I've tried to simply apply the Gram-Schmidt algorithm but this one is not efficient enough. Indeed, it requires O(n^2) integrals. But my goal is to use this algorithm in order to find Hankel determinants of a function f. So a "direct" computation wich consists in simply compute the matrix and take its determinants requires only 2*n - 1 integrals.
But I want to use the theorem stating that the Hankel determinant of order n of f is a product of the n first leading coefficients of the orthogonal polynomials of f. The reason is that when n gets larger (say about 20), Hankel determinant gets really big and my goal is to divided it by an other big constant (for n = 20, the constant is of order 10^103). My idea is then to "dilute" the computation of the constant in the product of the leading coefficients.
I hope there is a O(n) algorithm to compute the n first orthogonal polynomials :) I've done some digging and found nothing in that direction for general function f (f can be any smooth function, actually).
EDIT: I'll precise here what the objects I'm talking about are.
1) A Hankel determinant of order n is the determinant of a square matrix which is constant on the skew diagonals. Thus for example
a b c
b c d
c d e
is a Hankel matrix of size 3 by 3.
2) If you have a function f : R -> R, you can associate to f its "kth moment" which is defined as (I'll write it in tex) f_k := \int_{\mathbb{R}} f(x) x^k dx
With this, you can create a Hankel matrix A_n(f) whose entries are (A_n(f)){ij} = f{i+j-2}, that is something of the like
f_0 f_1 f_2
f_1 f_2 f_3
f_2 f_3 f_4
With this in mind, it is easy to define the Hankel determinant of f which is simply
H_n(f) := det(A_n(f)). (Of course, it is understood that f has sufficient decay at infinity, this means that all the moments are well defined. A typical choice for f could be the gaussian f(x) = exp(-x^2), or any continuous function on a compact set of R...)

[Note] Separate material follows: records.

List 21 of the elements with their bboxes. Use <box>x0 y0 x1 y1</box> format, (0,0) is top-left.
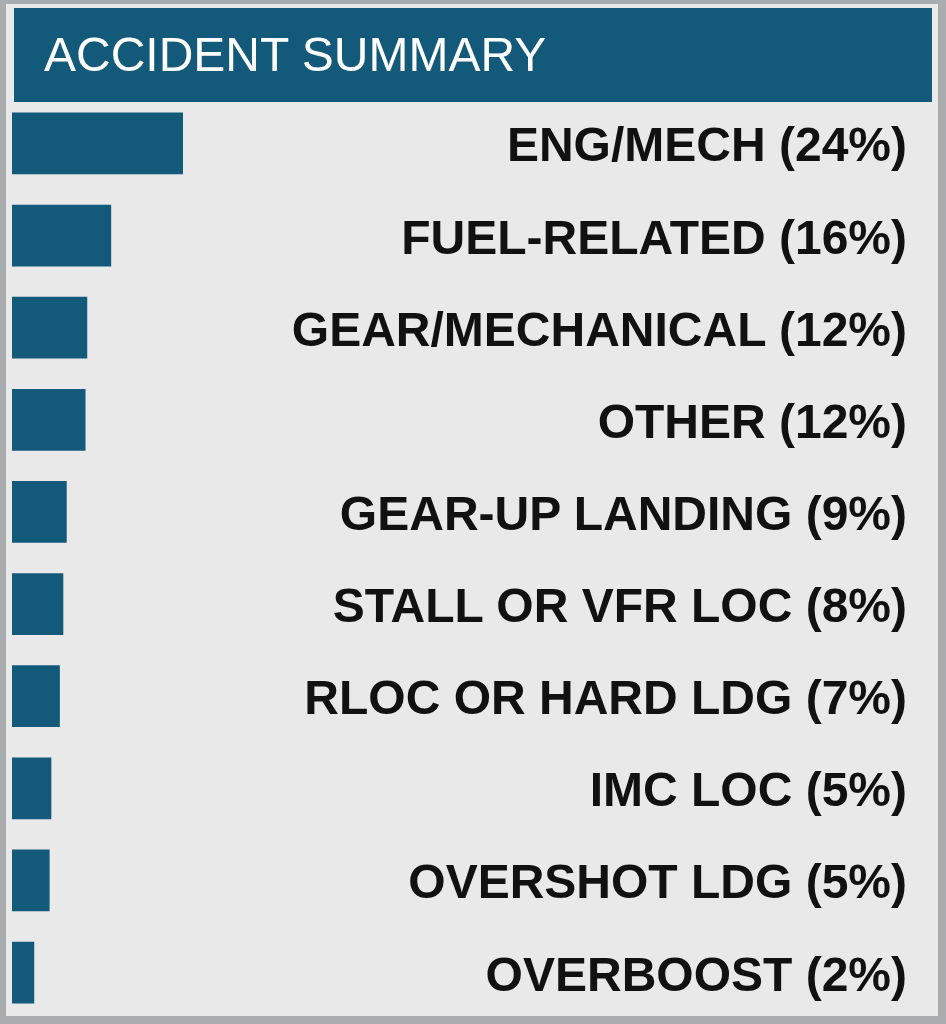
y-tick-label: OVERBOOST (2%) <box>485 947 907 1001</box>
bar <box>12 757 52 820</box>
y-tick-label: IMC LOC (5%) <box>589 763 907 817</box>
bar <box>12 665 60 728</box>
y-tick-label: OVERSHOT LDG (5%) <box>408 855 907 909</box>
text: ACCIDENT SUMMARY <box>14 8 932 102</box>
bar <box>12 573 64 635</box>
y-tick-label: OTHER (12%) <box>597 394 907 448</box>
y-tick-label: FUEL-RELATED (16%) <box>401 210 907 264</box>
y-tick-label: GEAR/MECHANICAL (12%) <box>291 302 907 356</box>
bar <box>12 849 50 912</box>
y-tick-label: STALL OR VFR LOC (8%) <box>332 579 907 633</box>
y-tick-label: GEAR-UP LANDING (9%) <box>339 486 907 540</box>
bar <box>12 204 112 267</box>
bar <box>12 481 67 543</box>
bar <box>12 296 88 359</box>
bar <box>12 941 35 1004</box>
y-tick-label: RLOC OR HARD LDG (7%) <box>304 671 907 725</box>
bar <box>12 388 86 451</box>
y-tick-label: ENG/MECH (24%) <box>506 118 907 172</box>
bar <box>12 112 183 175</box>
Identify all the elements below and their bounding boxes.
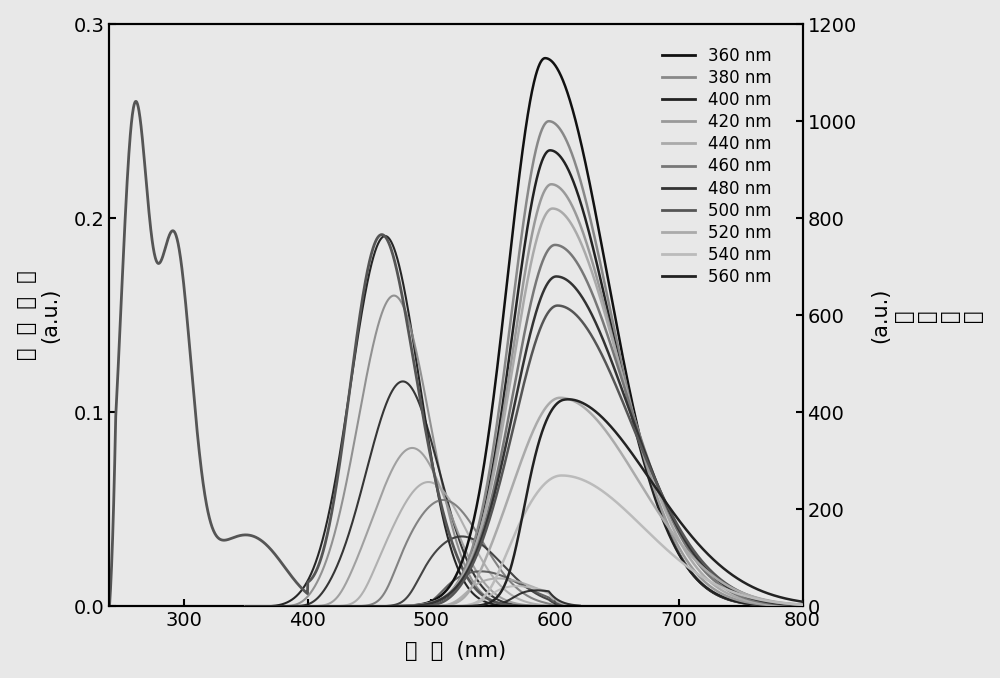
Legend: 360 nm, 380 nm, 400 nm, 420 nm, 440 nm, 460 nm, 480 nm, 500 nm, 520 nm, 540 nm, : 360 nm, 380 nm, 400 nm, 420 nm, 440 nm, … [653, 39, 780, 295]
X-axis label: 波  长  (nm): 波 长 (nm) [405, 641, 507, 661]
Y-axis label: 吸  收  强  度
(a.u.): 吸 收 强 度 (a.u.) [17, 271, 60, 360]
Y-axis label: (a.u.)
强
度
光
荧: (a.u.) 强 度 光 荧 [871, 287, 983, 343]
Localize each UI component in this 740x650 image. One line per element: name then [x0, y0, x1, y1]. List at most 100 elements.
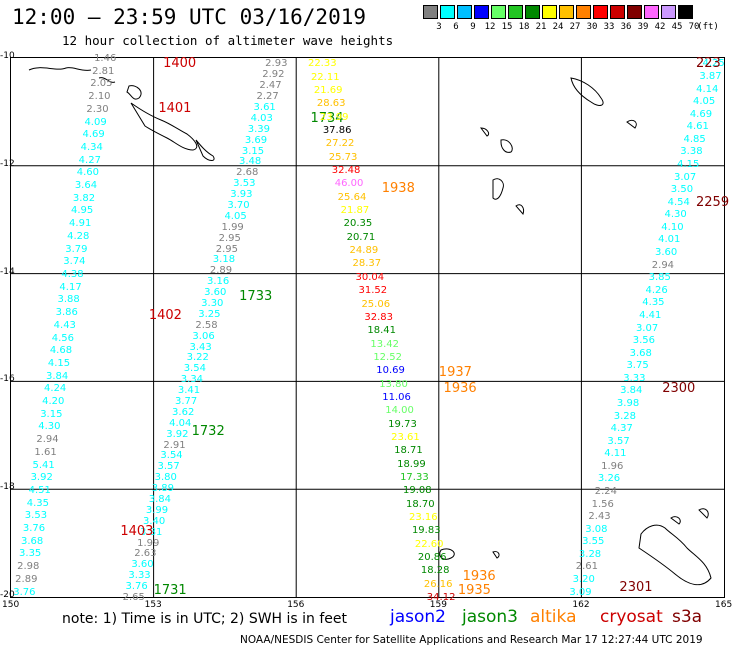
cryosat-wave-height-obs: 4.20 [42, 396, 65, 408]
altika-wave-height-obs: 28.37 [352, 258, 382, 270]
cryosat-wave-height-obs: 2.89 [15, 573, 38, 585]
cryosat-wave-height-obs: 3.53 [24, 510, 48, 522]
scale-swatch [440, 5, 455, 19]
map-title: 12:00 — 23:59 UTC 03/16/2019 [12, 5, 367, 29]
jason3-wave-height-obs: 2.91 [163, 439, 186, 451]
cryosat-wave-height-obs: 2.30 [86, 103, 109, 115]
s3a-wave-height-obs: 2.24 [594, 485, 618, 497]
s3a-wave-height-obs: 3.28 [613, 410, 637, 422]
scale-label: 9 [470, 22, 476, 32]
coastline-png-islands-north [28, 67, 142, 100]
scale-swatch [474, 5, 489, 19]
jason3-wave-height-obs: 3.89 [151, 483, 174, 495]
scale-swatch [644, 5, 659, 19]
lat-tick-label: -10 [0, 51, 15, 61]
jason3-wave-height-obs: 3.54 [160, 450, 183, 462]
jason3-wave-height-obs: 4.05 [224, 210, 247, 222]
legend-altika: altika [530, 607, 577, 627]
lat-tick-label: -16 [0, 374, 15, 385]
scale-label: 3 [436, 22, 442, 32]
s3a-wave-height-obs: 4.85 [683, 133, 706, 145]
legend-cryosat: cryosat [600, 607, 663, 627]
cryosat-wave-height-obs: 3.76 [22, 523, 46, 535]
jason3-wave-height-obs: 3.99 [145, 504, 169, 516]
jason3-wave-height-obs: 3.30 [201, 297, 224, 309]
cryosat-wave-height-obs: 4.56 [51, 332, 74, 344]
s3a-wave-height-obs: 3.98 [616, 397, 640, 409]
jason3-wave-height-obs: 3.41 [177, 385, 201, 397]
scale-label: 39 [637, 22, 649, 32]
scale-label: 42 [654, 22, 666, 32]
credit-line: NOAA/NESDIS Center for Satellite Applica… [240, 634, 703, 646]
s3a-wave-height-obs: 2.61 [575, 561, 598, 573]
altika-wave-height-obs: 23.16 [408, 511, 438, 523]
altika-wave-height-obs: 18.99 [397, 458, 426, 470]
jason3-wave-height-obs: 1.99 [221, 221, 244, 233]
jason3-wave-height-obs: 4.04 [169, 417, 192, 429]
altika-wave-height-obs: 28.63 [316, 98, 346, 110]
s3a-time-label: 2301 [619, 580, 653, 596]
jason3-wave-height-obs: 3.70 [227, 199, 250, 211]
cryosat-wave-height-obs: 3.82 [72, 192, 96, 204]
cryosat-wave-height-obs: 4.24 [44, 383, 67, 395]
lat-tick-label: -12 [0, 158, 15, 169]
s3a-wave-height-obs: 4.11 [604, 448, 627, 460]
scale-label: 45 [671, 22, 683, 32]
jason3-wave-height-obs: 3.18 [212, 254, 236, 266]
s3a-wave-height-obs: 3.08 [585, 523, 608, 535]
scale-swatch [525, 5, 540, 19]
jason3-wave-height-obs: 3.77 [174, 395, 198, 407]
s3a-wave-height-obs: 4.61 [686, 121, 709, 133]
cryosat-wave-height-obs: 1.46 [94, 53, 117, 64]
altika-wave-height-obs: 46.00 [334, 178, 364, 190]
cryosat-wave-height-obs: 4.95 [70, 205, 94, 217]
jason3-wave-height-obs: 3.60 [131, 559, 154, 571]
coastlines [28, 67, 712, 586]
cryosat-wave-height-obs: 4.91 [69, 218, 92, 230]
jason3-wave-height-obs: 3.40 [142, 515, 166, 527]
jason3-wave-height-obs: 4.03 [250, 112, 273, 124]
altika-wave-height-obs: 32.83 [364, 311, 394, 323]
s3a-wave-height-obs: 4.35 [642, 297, 665, 309]
s3a-wave-height-obs: 2.94 [651, 259, 675, 271]
s3a-wave-height-obs: 3.38 [680, 146, 703, 158]
altika-wave-height-obs: 31.52 [358, 285, 388, 297]
jason3-wave-height-obs: 2.65 [122, 592, 145, 603]
altika-time-label: 1936 [443, 380, 477, 396]
lon-tick-label: 150 [2, 600, 20, 610]
scale-swatch [661, 5, 676, 19]
jason3-wave-height-obs: 2.92 [262, 69, 285, 81]
altika-wave-height-obs: 18.71 [394, 445, 423, 457]
s3a-wave-height-obs: 4.69 [689, 108, 713, 120]
scale-swatch [678, 5, 693, 19]
altika-time-label: 1937 [438, 364, 472, 380]
cryosat-wave-height-obs: 4.69 [82, 129, 105, 141]
altika-wave-height-obs: 19.83 [411, 525, 441, 537]
altika-wave-height-obs: 34.12 [426, 592, 456, 603]
cryosat-wave-height-obs: 4.60 [76, 167, 100, 179]
altika-time-label: 1935 [457, 583, 491, 598]
scale-label: 18 [518, 22, 530, 32]
jason3-wave-height-obs: 2.95 [215, 243, 238, 255]
jason3-wave-height-obs: 2.68 [236, 167, 259, 179]
altika-wave-height-obs: 17.33 [400, 471, 429, 483]
s3a-wave-height-obs: 4.05 [692, 96, 716, 108]
scale-label: 12 [484, 22, 496, 32]
cryosat-wave-height-obs: 3.79 [65, 243, 88, 255]
jason3-wave-height-obs: 3.81 [140, 526, 163, 538]
cryosat-wave-height-obs: 4.28 [67, 230, 90, 242]
cryosat-wave-height-obs: 4.27 [78, 154, 101, 166]
s3a-wave-height-obs: 3.09 [569, 586, 592, 598]
cryosat-wave-height-obs: 3.68 [20, 535, 44, 547]
altika-wave-height-obs: 27.22 [325, 138, 355, 150]
jason3-wave-height-obs: 2.93 [265, 58, 288, 70]
jason3-wave-height-obs: 3.22 [186, 352, 209, 364]
altika-wave-height-obs: 11.06 [382, 391, 411, 403]
jason3-wave-height-obs: 2.58 [195, 319, 218, 331]
s3a-wave-height-obs: 3.87 [699, 70, 722, 82]
cryosat-wave-height-obs: 4.15 [47, 357, 71, 369]
s3a-wave-height-obs: 3.57 [607, 435, 630, 447]
s3a-wave-height-obs: 1.56 [591, 498, 614, 510]
jason3-wave-height-obs: 3.61 [253, 101, 276, 113]
jason3-wave-height-obs: 3.92 [166, 428, 189, 440]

3) What I call orthogonal polynomials of f is a set of polynomials (p_n) such that
\int_{\mathbb{R}} f(x) p_j(x) p_k(x) is 1 if j = k and 0 otherwize.
(They are called like that since they form an orthonormal basis of the vector space of polynomials with respect to the scalar product
(p|q) = \int_{\mathbb{R}} f(x) p(x) q(x) dx
4) Now, it is basic linear algebra that from any basis of a vector space equipped with a scalar product, you can built a orthonormal basis thanks to the Gram-Schmidt algorithm. This is where the n^2 integrations comes from. You start from the basis 1, x, x^2, ..., x^n. Then you need n(n-1) integrals for the family to be orthogonal, and you need n more in order to normalize them.
5) There is a theorem saying that if f : R -> R is a function having sufficient decay at infinity, then we have that its Hankel determinant H_n(f) is equal to
H_n(f) = \prod_{j = 0}^{n-1} \kappa_j^{-2}
where \kappa_j is the leading coefficient of the j+1th orthogonal polynomial of f.
Thank you for your answer!
(PS: I tagged octave because I work in octave so, with a bit of luck (but I doubt it), there is a built-in function or a package already done managing this kind of think)
Orthogonal polynomials obey a recurrence relation, which we can write as
P[n+1] = (X-a[n])*P[n] - b[n-1]*P[n-1]
P[0] = 1
P[1] = X-a[0]
and we can compute the a, b coefficients by
a[n] = <X*P[n]|P[n]> / c[n]
b[n-1] = c[n-1]/c[n]
where
c[n] = <P[n]|P[n]>
(Here < | > is your inner product).
However I cannot vouch for the stability of this process at large n.